An algorithm, we said, is a sequential step-by-step procedure which can be fully specified in advance of being applied to any particular input. Every minimal step is to be ‘small’ in the sense that it is readily executable by a calculator with limited cognitive resources. The rules for moving from one step to the next must be entirely determinate and self-contained. And an algorithmic procedure is to deliver its output, if at all, after a finite number of computational steps. The Church–Turing Thesis, as we are interpreting it, is then the claim that a numerical function is effectively computable by such an algorithm iff it is μ- recursive/ Turing-computable (note, we continue to focus throughout on total functions).

The Thesis, to repeat, is not a claim about what computing ‘machines’ can or can't do. Perhaps there can, at least in principle, be ‘machines’ that out-compute Turing machines – but if so, such hypercomputing set-ups will not be finitely executing algorithms (see Section 44.4).
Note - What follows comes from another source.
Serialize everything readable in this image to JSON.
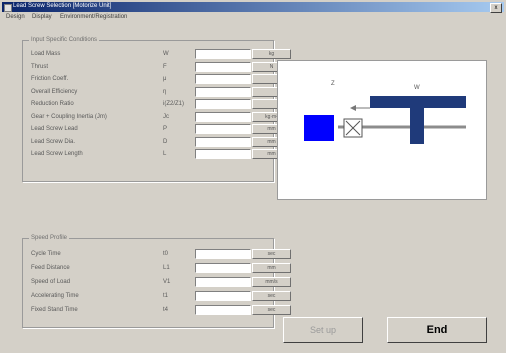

And as we also stressed, it is enough for our wider purposes that we accept the Thesis's link between effective computability by an algorithm and μ- recursiveness/Turing computability; we don't have to take a particular stance on the status of the Thesis. But all the same, it is very instructive to see how we might go about following Turing (and perhaps Gödel) in defending a bolder stance by trying to give an informal proof that the intuitive and formal concepts are indeed coextensive. So in this chapter I attempt such a demonstration.